# Whernside Wild Spots



## thegamwellsmythes (Jul 29, 2008)

Hi,

We're thinking of going for a walk up Whernside in a few weeks and were wondering if anyone has wild camped around Ribblehead.

I seem to remember there's a small car park near the station.

http://maps.google.co.uk/maps?q=rib...ent=firefox-a&um=1&ie=UTF-8&sa=N&hl=en&tab=wl

Or failing that does anyone know if the people at the pub (The Station Inn) are up for people stopping over in the car park if you eat in the pub. Obvously I can give the pub a ring if I need to.

Any information much appreciated as usual.

Ta.

Paul and Jane


----------



## madeleine53 (Mar 23, 2008)

Hi. We've stayed in our MH in the pub car park. In fact there were 3 or 4 of us in 'vans. Mind you, we had spent a prodigious amount on food and drink and had sung and played (Folk) in the pub.

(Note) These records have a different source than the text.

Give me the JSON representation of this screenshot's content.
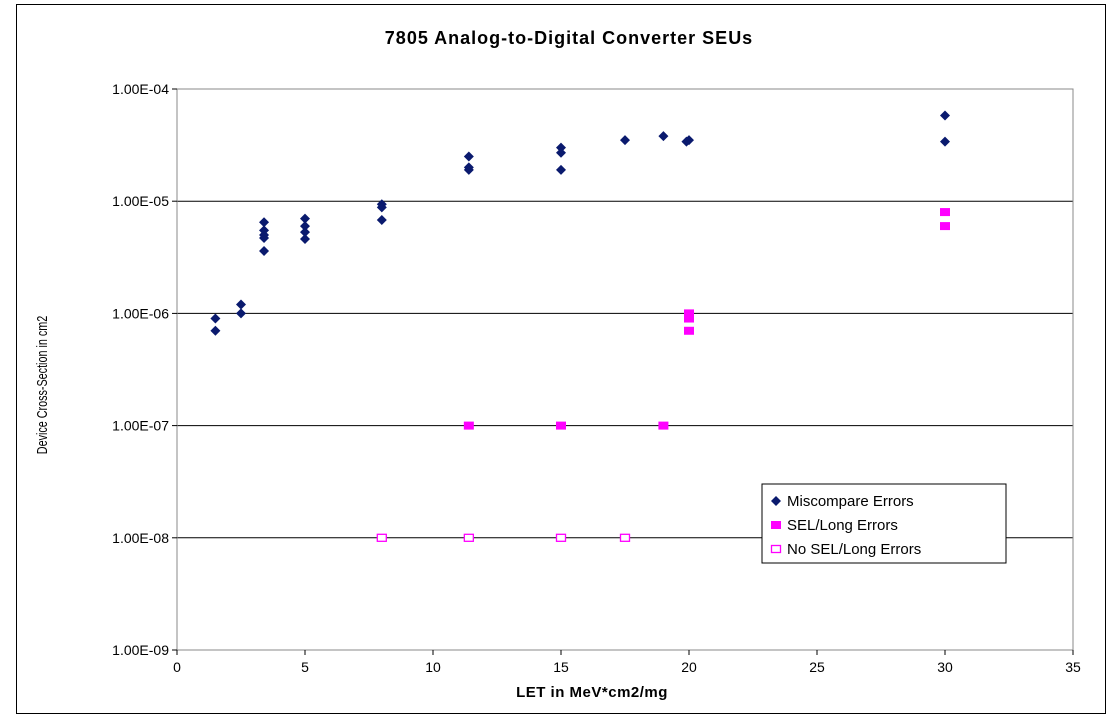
{
  "chart_data": {
    "type": "scatter",
    "title": "7805 Analog-to-Digital Converter SEUs",
    "xlabel": "LET in MeV*cm2/mg",
    "ylabel": "Device Cross-Section in cm2",
    "xlim": [
      0,
      35
    ],
    "ylim": [
      1e-09,
      0.0001
    ],
    "y_scale": "log",
    "x_ticks": [
      "0",
      "5",
      "10",
      "15",
      "20",
      "25",
      "30",
      "35"
    ],
    "y_ticks": [
      "1.00E-09",
      "1.00E-08",
      "1.00E-07",
      "1.00E-06",
      "1.00E-05",
      "1.00E-04"
    ],
    "grid": "horizontal",
    "legend_position": "lower-right",
    "series": [
      {
        "name": "Miscompare Errors",
        "marker": "diamond",
        "color": "#0a1a6e",
        "points": [
          [
            1.5,
            9e-07
          ],
          [
            1.5,
            7e-07
          ],
          [
            2.5,
            1.2e-06
          ],
          [
            2.5,
            1e-06
          ],
          [
            3.4,
            6.5e-06
          ],
          [
            3.4,
            5.5e-06
          ],
          [
            3.4,
            5e-06
          ],
          [
            3.4,
            4.7e-06
          ],
          [
            3.4,
            3.6e-06
          ],
          [
            5.0,
            7e-06
          ],
          [
            5.0,
            6e-06
          ],
          [
            5.0,
            5.3e-06
          ],
          [
            5.0,
            4.6e-06
          ],
          [
            8.0,
            9.4e-06
          ],
          [
            8.0,
            8.8e-06
          ],
          [
            8.0,
            6.8e-06
          ],
          [
            11.4,
            2.5e-05
          ],
          [
            11.4,
            2e-05
          ],
          [
            11.4,
            1.9e-05
          ],
          [
            15.0,
            3e-05
          ],
          [
            15.0,
            2.7e-05
          ],
          [
            15.0,
            1.9e-05
          ],
          [
            17.5,
            3.5e-05
          ],
          [
            19.0,
            3.8e-05
          ],
          [
            20.0,
            3.5e-05
          ],
          [
            19.9,
            3.4e-05
          ],
          [
            30.0,
            5.8e-05
          ],
          [
            30.0,
            3.4e-05
          ]
        ]
      },
      {
        "name": "SEL/Long Errors",
        "marker": "square-filled",
        "color": "#ff00ff",
        "points": [
          [
            11.4,
            1e-07
          ],
          [
            15.0,
            1e-07
          ],
          [
            19.0,
            1e-07
          ],
          [
            20.0,
            1e-06
          ],
          [
            20.0,
            9e-07
          ],
          [
            20.0,
            7e-07
          ],
          [
            30.0,
            8e-06
          ],
          [
            30.0,
            6e-06
          ]
        ]
      },
      {
        "name": "No SEL/Long Errors",
        "marker": "square-open",
        "color": "#ff00ff",
        "points": [
          [
            8.0,
            1e-08
          ],
          [
            11.4,
            1e-08
          ],
          [
            15.0,
            1e-08
          ],
          [
            17.5,
            1e-08
          ]
        ]
      }
    ]
  }
}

PS. The penultimate Saturday of every month it's the 3 Peaks Folk Club at the Settle Social Club. Starts 9pm. Cheap beer. The landlord lets MH's park in the Social Club car park (just for the folk club).


----------



## thegamwellsmythes (Jul 29, 2008)

Ta very much, that was just the sort of info we were after.

I think we'll contact the pub and head up there soon.

Thanks again.

Paul and Jane


----------